Jeremiah: visibly incorporating the repair
Kintsugi is a Japanese method for repairing broken ceramics with a special lacquer mixed with gold, silver, or platinum. The philosophy behind the technique is to recognize the history of the object and to visibly incorporate the repair into the new piece instead of disguising it. The process usually results in something more beautiful than the original.
This fall we will take on the gargantuan task of metabolizing the book of Jeremiah. It is 52 chapters long and records the prophecies given by God over the reigns of 3 kings: Josiah, Jehoiakim, and Zedekiah. It begins in the latter half of the 7th Century BCE and closes with the destruction of Jerusalem and the exile of Judah in 587 BCE. It is a massive story.
Throughout the book, the prophet Jeremiah weeps. And this is why I chose it for this fall. He weeps because of the impossibility of his calling– to warn people of the certain consequences of their choices. He weeps because of the hardness of their hearts. He weeps because of the cruelty and pain that will be inflicted upon his family and friends. He weeps because God has been dismissed, compartmentalized, ignored, and used.

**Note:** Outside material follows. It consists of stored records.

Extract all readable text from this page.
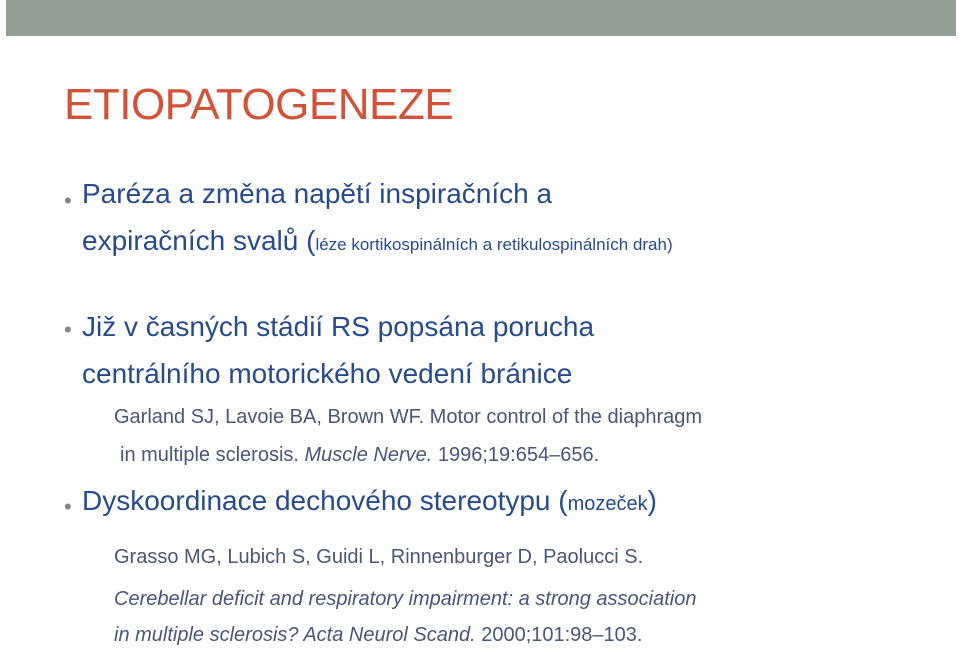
ETIOPATOGENEZE
• Paréza a změna napětí inspiračních a
expiračních svalů (léze kortikospinálních a retikulospinálních drah)
• Již v časných stádií RS popsána porucha
centrálního motorického vedení bránice
Garland SJ, Lavoie BA, Brown WF. Motor control of the diaphragm
in multiple sclerosis. Muscle Nerve. 1996;19:654–656.
• Dyskoordinace dechového stereotypu (mozeček)
Grasso MG, Lubich S, Guidi L, Rinnenburger D, Paolucci S.
Cerebellar deficit and respiratory impairment: a strong association
in multiple sclerosis? Acta Neurol Scand. 2000;101:98–103.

Jeremiah’s tears offer us a way to engage the broken and busted world that we see all around us. Tears– the evidence of grief and lament– are ‘the different way’ from the labels of ‘judgmental’ and ‘triumphal’ that so often get attached to those who profess to follow Jesus.
Jeremiah bravely looked at everything that was not the way its supposed to be and he mourned. (For those who mourn will be comforted.)
The book itself is a 52 chapter description of consequence: This is what will happen because of what you did. It is sober, honest, and candid. Jesus talked about the same things, but He would often come at it, ‘slant’.
He used parables.
The meanings of them are no less stark in their messages of separation, of hope, of rejection, and of grace. But parables, being story and metaphor, can slip behind our defenses and walls of self-righteousness. So we will look at one of Jesus’ parables from Matthew each week as well. I am interested in exploring the contrasts between God’s announcements of consequence through Jeremiah and God’s announcements of consequence through Jesus.
On Sunday, we will have a small gift for you. Amy Rowe, a church planter at Restoration, has created a beautiful book mark with a reading plan to help all of us work our way through Jeremiah this fall. I hope you will pick one up and use it each day. I know that God will use our reading of Jeremiah to deepen our relationship with Him… and each other.
…to visibly incorporate the repair into the new piece instead of disguising it.
The image of a pot shows up over and over in the prophecy of Jeremiah. When the pot is broken it is a metaphor of what we have done and what has been done to us. But when it is repaired… As followers of Jesus, we never need to hide our brokenness. For it is in the repair, the healing, the visible restoration, that our Rescuer and Deliverer gets the honor and praise He so completely deserves.
May God give us grace to join Jeremiah and Jesus in looking upon what is broken and weeping. And may God give us grace to rejoice in what has been healed and repaired. And may God give us grace to wait for it all to be completed.